Is there
an independent source for the rumor that Jon Hunstman is Reid's source on the Romney "no tax" allegation?
A reader emailed me a little while ago, asking me if I’d heard the rumor that Harry Reid’s source for his statement that Mitt Romney paid no taxes for ten years is none other than Jon Huntsman. Yeah, that Huntsman. The same Jon Huntsman who called Romney “dishonest” during the Republican primary campaign, and who still hasn’t endorsed Mitt Romney, fellow Republican and fellow Mormon. It makes you wonder….
In point of fact, Huntsman did endorse Romney. Politico called it
"a cold embrace." Apparently, Huntsman was hoping that his rival would offer jobs to some suddenly-unemployed Huntsman campaign staffers. But the Romney camp made no such offer...
But the real obstacle, another Romney source explained: “You help your friends,” which the two are most certainly not.
Huntsman’s endorsement was chilly...
A month later, Huntsman was talking about the need for a
third party...!
Is it possible...? Even
I have had a difficult time accepting the possibility that Romney paid
no taxes for the better part of a decade. I've presumed that the tax bill was surprisingly tiny, and that Reid's source, in a bit of jolly hyperbole, rounded that low figure down to zero. However,
this excellent piece demonstrates that rich people do indeed have ways of offering zilch to Mr. Tax Man...
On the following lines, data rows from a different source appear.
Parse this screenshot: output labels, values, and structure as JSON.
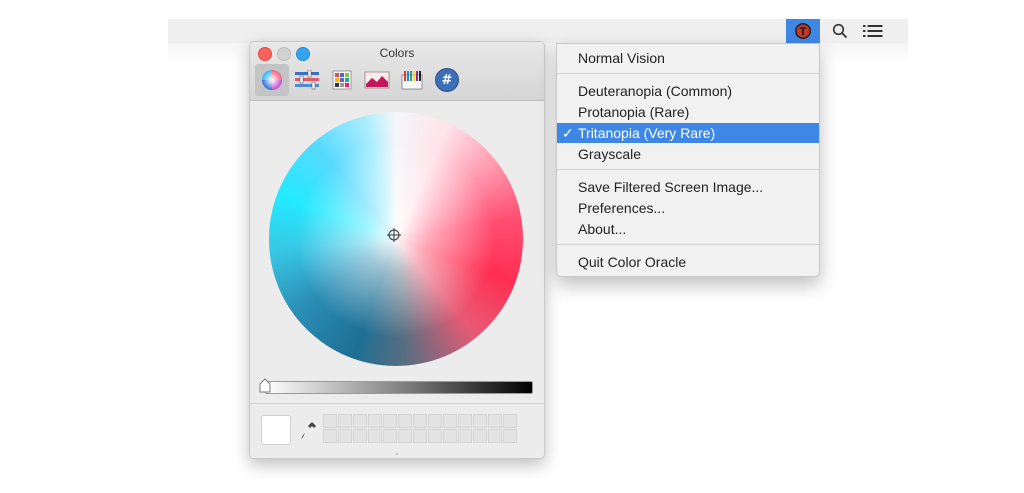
{
  "menubar": {
    "app_icon_letter": "T",
    "icons": [
      "color-oracle-app-icon",
      "search-icon",
      "list-icon"
    ],
    "accent_color": "#3f87e5"
  },
  "colors_panel": {
    "title": "Colors",
    "toolbar_tabs": [
      "color-wheel-icon",
      "color-sliders-icon",
      "color-palettes-icon",
      "image-palettes-icon",
      "crayons-icon",
      "hex-icon"
    ],
    "hex_tab_glyph": "#",
    "selected_tab": "color-wheel",
    "brightness_slider_value": 0,
    "selected_color": "#ffffff",
    "swatch_grid": {
      "rows": 2,
      "columns": 13
    }
  },
  "menu": {
    "items": [
      {
        "label": "Normal Vision"
      },
      {
        "label": "Deuteranopia (Common)"
      },
      {
        "label": "Protanopia (Rare)"
      },
      {
        "label": "Tritanopia (Very Rare)",
        "checked": true,
        "highlighted": true
      },
      {
        "label": "Grayscale"
      },
      {
        "label": "Save Filtered Screen Image..."
      },
      {
        "label": "Preferences..."
      },
      {
        "label": "About..."
      },
      {
        "label": "Quit Color Oracle"
      }
    ],
    "check_mark": "✓",
    "highlight_color": "#3f87e5"
  }
}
John Paulson, the most successful hedge-fund manager of all, bet against the mortgage market one year and then bet with Glenn Beck in the gold market the next. Paulson made himself $9 billion in fees in just two years. His current tax bill on that $9 billion? Zero.
Frank and Jamie McCourt, who own the Los Angeles Dodgers, have not paid any income taxes since at least 2004, their divorce case revealed. Yet they spent $45 million one year alone. How? They just borrowed against Dodger ticket revenue and other assets. To the IRS, they look like paupers.
In Wisconsin, Terrence Wall, who unsuccessfully sought the Republican nomination for U.S. Senate in 2010, paid no income taxes on as much as $14 million of recent income, his disclosure forms showed. Asked about his living tax-free while working people pay taxes, he had a simple response: Everyone should pay less.
One reader wrote to this blog arguing that, even if Reid is right, this brouhaha amounts to nothing, since Romney no doubt stayed within the law. I'm sure he did. But if more Americans understood how the law works, they would demand change.